So, I work part-time, like REALLLLLY part-time. I work on Sundays and I'm director of Sunday Schools for a humanist organization. When I started 3 years ago this fall, we had 6 children in the program. We now have 40. I have worked VERY hard with growing the Sunday School, creating curriculum, making everyone feel welcome, etc. And I LOVE IT.
And, they love me. The salary has gone up each year despite the organization running into financial slow downs.
HOWEVER.... my son is starting college in the fall and we really could use more income. I am looking for other employment here and there (not too strenuously) but I thought I would be able to keep this little part-time job anyway as it's mainly on Sundays (with hours thrown in here and there wherever I want to do them at home).
And just today a FULL TIME position at a sister humanist organization just popped up. I should really apply. I know that.

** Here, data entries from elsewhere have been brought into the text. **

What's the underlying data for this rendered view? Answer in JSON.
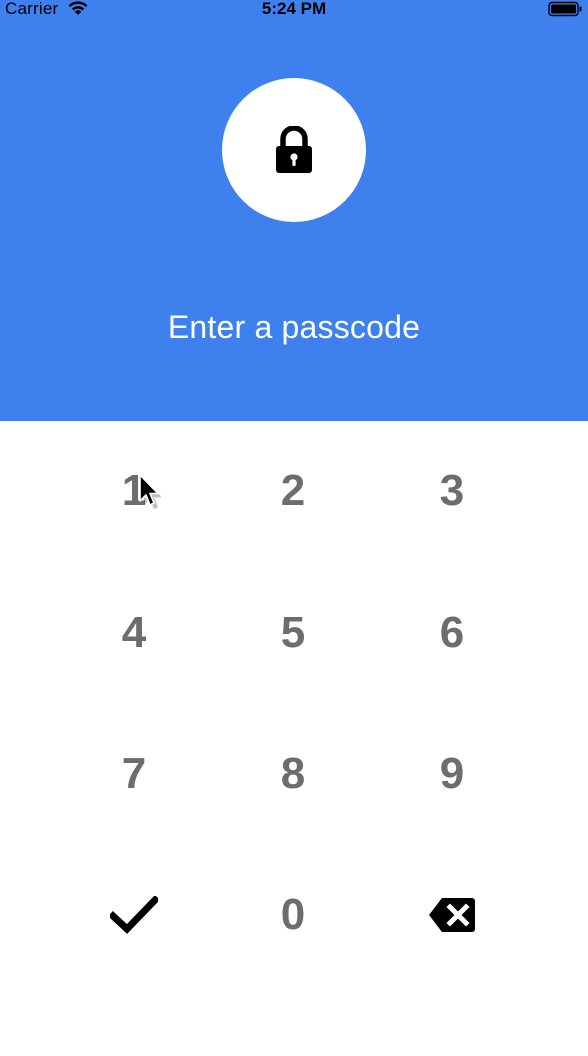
{
  "status_bar": {
    "carrier": "Carrier",
    "time": "5:24 PM",
    "icons": [
      "wifi-icon",
      "battery-icon"
    ]
  },
  "header": {
    "background_color": "#3f80ef",
    "icon": "lock-icon",
    "prompt": "Enter a passcode"
  },
  "keypad": {
    "text_color": "#6d6d6d",
    "keys": {
      "k1": "1",
      "k2": "2",
      "k3": "3",
      "k4": "4",
      "k5": "5",
      "k6": "6",
      "k7": "7",
      "k8": "8",
      "k9": "9",
      "k0": "0"
    },
    "confirm_icon": "checkmark-icon",
    "delete_icon": "backspace-icon"
  }
}
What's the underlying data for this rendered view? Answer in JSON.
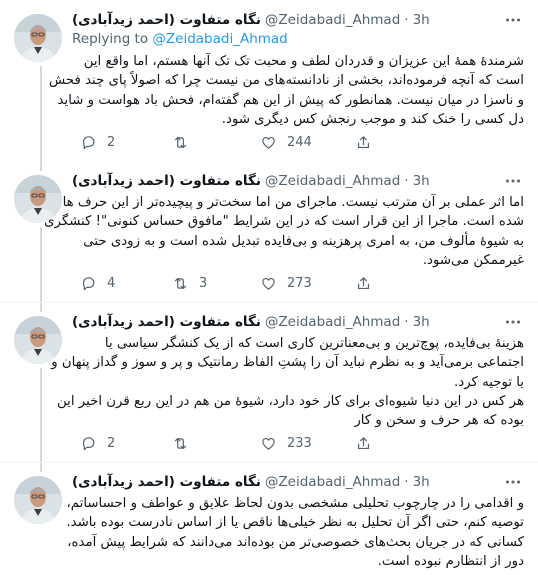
{
  "author": {
    "name": "نگاه متفاوت (احمد زیدآبادی)",
    "handle": "@Zeidabadi_Ahmad"
  },
  "tweets": [
    {
      "time": "3h",
      "replying_label": "Replying to",
      "replying_handle": "@Zeidabadi_Ahmad",
      "lines": [
        "شرمندهٔ همهٔ این عزیزان و قدردان لطف و محبت تک تک آنها هستم، اما واقع این",
        "است که آنچه فرموده‌اند، بخشی از نادانسته‌های من نیست چرا که اصولاً پای چند فحش",
        "و ناسزا در میان نیست. همانطور که پیش از این هم گفته‌ام، فحش باد هواست و شاید",
        "دل کسی را خنک کند و موجب رنجش کس دیگری شود."
      ],
      "replies": "2",
      "retweets": "",
      "likes": "244"
    },
    {
      "time": "3h",
      "lines": [
        "اما اثر عملی بر آن مترتب نیست. ماجرای من اما سخت‌تر و پیچیده‌تر از این حرف ها",
        "شده است. ماجرا از این قرار است که در این شرایط \"مافوق حساس کنونی\"! کنشگری",
        "به شیوهٔ مألوف من، به امری پرهزینه و بی‌فایده تبدیل شده است و به زودی حتی",
        "غیرممکن می‌شود."
      ],
      "replies": "4",
      "retweets": "3",
      "likes": "273"
    },
    {
      "time": "3h",
      "lines": [
        "هزینهٔ بی‌فایده، پوچ‌ترین و بی‌معناترین کاری است که از یک کنشگر سیاسی یا",
        "اجتماعی برمی‌آید و به نظرم نباید آن را پشتِ الفاظ رمانتیک و پر و سوز و گداز پنهان و",
        "یا توجیه کرد.",
        "هر کس در این دنیا شیوه‌ای برای کار خود دارد، شیوهٔ من هم در این ربع قرن اخیر این",
        "بوده که هر حرف و سخن و کار"
      ],
      "replies": "2",
      "retweets": "",
      "likes": "233"
    },
    {
      "time": "3h",
      "lines": [
        "و اقدامی را در چارچوب تحلیلی مشخصی بدون لحاظ علایق و عواطف و احساساتم،",
        "توصیه کنم، حتی اگر آن تحلیل به نظر خیلی‌ها ناقص یا از اساس نادرست بوده باشد.",
        "کسانی که در جریان بحث‌های خصوصی‌تر من بوده‌اند می‌دانند که شرایط پیش آمده،",
        "دور از انتظارم نبوده است."
      ]
    }
  ]
}
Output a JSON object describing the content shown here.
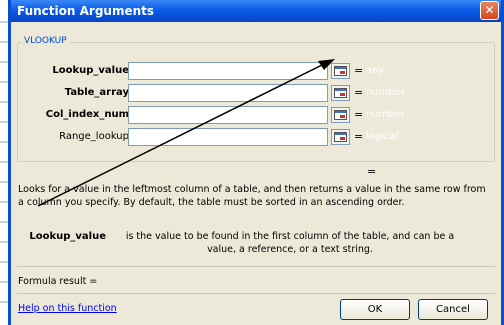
{
  "dialog": {
    "title": "Function Arguments",
    "close_glyph": "✕",
    "function_name": "VLOOKUP",
    "arguments": [
      {
        "label": "Lookup_value",
        "bold": true,
        "type_hint": "any",
        "value": ""
      },
      {
        "label": "Table_array",
        "bold": true,
        "type_hint": "number",
        "value": ""
      },
      {
        "label": "Col_index_num",
        "bold": true,
        "type_hint": "number",
        "value": ""
      },
      {
        "label": "Range_lookup",
        "bold": false,
        "type_hint": "logical",
        "value": ""
      }
    ],
    "equals": "=",
    "result_equals": "=",
    "description": "Looks for a value in the leftmost column of a table, and then returns a value in the same row from a column you specify. By default, the table must be sorted in an ascending order.",
    "arg_help": {
      "name": "Lookup_value",
      "text": "is the value to be found in the first column of the table, and can be a value, a reference, or a text string."
    },
    "formula_result": "Formula result =",
    "help_link": "Help on this function",
    "ok_label": "OK",
    "cancel_label": "Cancel"
  },
  "colors": {
    "titlebar": "#0a5be8",
    "group_label": "#0046d5",
    "link": "#0000ff",
    "type_hint": "#ffffff"
  },
  "icons": {
    "close": "close-icon",
    "collapse": "collapse-dialog-icon",
    "annotation": "annotation-arrow"
  }
}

BUT... I don't want to leave MY organization in a lurch AND it's a one year interim position (with the possibility of renewing next year).
Of course, there's no guarantee I would get the job and they probably have someone on the inside who is going to apply, but even APPLYING for the position means I should let my 'people' know as they are also my references!!!!
Such a dilemma for me ethically - and I am a director of ETHICAL education! I would feel so bad leaving behind the job I love... but I need the income of this other possibility. I even know there would be no hard feelings, but then why do I feel like such a heel even thinking about applying for this job?